Never realized concepts implied you can have multiple default constructors, that's hilarious. This is still a useful feature though. People complain a lot about C++ corner cases, but this is one you would probably never hit in real code, and `requires` clauses does a lot to clarify type requirements and provide better error messages (instead of getting a ten page template stack trace ending in some extremely cryptic type requirement for some nested class, you just get a short error message at the require site, explaining why a certain type isn't valid).

> The rule is: A type T is trivially fooable if and only if its foo operation is (known to the compiler to be) equivalent to the same foo operation on T’s object representation (i.e., an array of unsigned char).

Probably not if there's any padding in the structure. Decently unlikely that T has a defined object representation at all though maybe that's changed in newer standards.

Author here. :) I'm not saying that T's object representation needs to be known to the programmer, or portable, or unique, or anything concrete like that. This is about a relationship between the foo operation on T itself and the foo operation on T's object representation.

For example, we say that T is trivially copy-constructible iff T's copy constructor is defined such that making a copy of a T object is tantamount to making a copy of T's object representation (i.e., a memcpy). Given these two functions...
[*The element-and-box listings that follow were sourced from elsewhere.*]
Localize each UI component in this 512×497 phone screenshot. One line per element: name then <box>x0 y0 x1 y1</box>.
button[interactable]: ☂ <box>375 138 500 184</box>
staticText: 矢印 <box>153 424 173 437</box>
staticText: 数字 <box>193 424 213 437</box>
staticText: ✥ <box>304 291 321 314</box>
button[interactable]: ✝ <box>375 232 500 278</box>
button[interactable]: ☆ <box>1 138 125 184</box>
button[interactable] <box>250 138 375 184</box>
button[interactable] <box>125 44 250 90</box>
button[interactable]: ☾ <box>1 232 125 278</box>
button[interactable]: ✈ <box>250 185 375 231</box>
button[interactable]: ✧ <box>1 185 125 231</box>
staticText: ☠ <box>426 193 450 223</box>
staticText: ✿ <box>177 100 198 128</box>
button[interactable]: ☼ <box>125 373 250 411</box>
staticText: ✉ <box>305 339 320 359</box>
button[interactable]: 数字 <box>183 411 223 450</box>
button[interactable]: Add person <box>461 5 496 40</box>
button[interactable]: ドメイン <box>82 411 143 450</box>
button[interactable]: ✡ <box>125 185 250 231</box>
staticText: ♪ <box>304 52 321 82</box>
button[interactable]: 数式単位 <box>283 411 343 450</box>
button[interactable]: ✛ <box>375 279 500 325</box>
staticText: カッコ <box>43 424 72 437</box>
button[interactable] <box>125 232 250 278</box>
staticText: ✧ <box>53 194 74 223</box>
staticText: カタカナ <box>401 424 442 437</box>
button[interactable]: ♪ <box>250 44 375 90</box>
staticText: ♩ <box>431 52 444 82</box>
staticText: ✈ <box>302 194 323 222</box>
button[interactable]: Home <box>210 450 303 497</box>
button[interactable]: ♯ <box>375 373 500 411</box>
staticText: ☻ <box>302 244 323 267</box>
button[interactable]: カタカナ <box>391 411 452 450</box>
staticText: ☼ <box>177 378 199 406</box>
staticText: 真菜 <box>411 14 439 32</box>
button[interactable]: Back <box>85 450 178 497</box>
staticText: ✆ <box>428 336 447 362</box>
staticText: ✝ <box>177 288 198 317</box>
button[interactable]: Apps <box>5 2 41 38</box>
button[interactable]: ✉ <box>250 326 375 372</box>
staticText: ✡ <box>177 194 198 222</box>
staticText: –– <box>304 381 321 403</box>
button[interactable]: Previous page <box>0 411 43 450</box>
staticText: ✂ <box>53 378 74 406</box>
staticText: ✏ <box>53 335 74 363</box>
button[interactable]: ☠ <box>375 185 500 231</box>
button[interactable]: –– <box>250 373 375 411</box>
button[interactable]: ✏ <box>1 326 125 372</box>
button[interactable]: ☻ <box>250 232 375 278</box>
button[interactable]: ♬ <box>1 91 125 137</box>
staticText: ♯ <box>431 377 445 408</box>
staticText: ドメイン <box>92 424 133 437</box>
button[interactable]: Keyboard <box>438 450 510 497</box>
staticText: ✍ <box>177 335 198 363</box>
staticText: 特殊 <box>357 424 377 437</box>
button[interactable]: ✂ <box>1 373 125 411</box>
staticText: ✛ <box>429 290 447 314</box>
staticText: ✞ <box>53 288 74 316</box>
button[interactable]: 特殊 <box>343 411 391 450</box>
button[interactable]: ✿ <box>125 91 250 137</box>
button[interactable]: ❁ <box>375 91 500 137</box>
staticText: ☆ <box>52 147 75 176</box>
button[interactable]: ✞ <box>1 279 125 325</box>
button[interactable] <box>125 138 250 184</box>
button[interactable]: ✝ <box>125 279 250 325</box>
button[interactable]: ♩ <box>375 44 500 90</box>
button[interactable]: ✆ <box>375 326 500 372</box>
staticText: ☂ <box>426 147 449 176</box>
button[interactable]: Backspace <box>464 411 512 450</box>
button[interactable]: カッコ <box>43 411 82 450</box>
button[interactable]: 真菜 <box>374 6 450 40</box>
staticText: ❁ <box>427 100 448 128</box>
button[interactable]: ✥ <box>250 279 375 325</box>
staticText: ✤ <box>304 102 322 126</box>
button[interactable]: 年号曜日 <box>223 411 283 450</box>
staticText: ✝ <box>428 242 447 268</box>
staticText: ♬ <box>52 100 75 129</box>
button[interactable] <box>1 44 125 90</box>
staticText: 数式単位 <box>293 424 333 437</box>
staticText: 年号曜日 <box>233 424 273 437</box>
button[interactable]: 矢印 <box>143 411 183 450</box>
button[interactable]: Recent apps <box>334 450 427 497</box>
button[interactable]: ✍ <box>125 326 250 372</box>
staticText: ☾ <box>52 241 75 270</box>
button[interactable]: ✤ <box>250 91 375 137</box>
  struct ObjRep { alignas(T) char data_[sizeof(T)]; };
  void copy_value(T *s, T *d) { ::new (d) T(*s); }
  void copy_repr(ObjRep *s, ObjRep *d) { ::new (d) ObjRep(*s); }

...if T is trivially copy-constructible, then these functions can (and in practice will) generate exactly the same code.

Certain types are guaranteed by the Standard to be trivially fooable for certain foos (e.g. `int` is guaranteed to be trivially copyable, and so is `std::string_view` since C++23). Vice versa, it's often physically obvious when a type can't be trivially fooable; e.g. `std::string_view` can't possibly be trivially equality comparable. For most types, the Standard makes no guarantee, so different vendors may do different things... but each individual vendor must do some thing! And for most of these foos, we can just query a type-trait to find out what the compiler has done in the case of any given T.

Here's a godbolt where you can just fill in some data members and user-provided special member functions for `T`, and see the codegen for yourself. https://godbolt.org/z/97d3o3vbW

You mentioned padding bytes. Padding prevents trivial comparability, but does not affect any other trivial fooability that I can think of off the top of my head.

I didn’t know what this was. Just thought “that’s such a C++ title”.

I love how trivial things become complicated in C++, to the point that the very definition of trivial is hard to grok!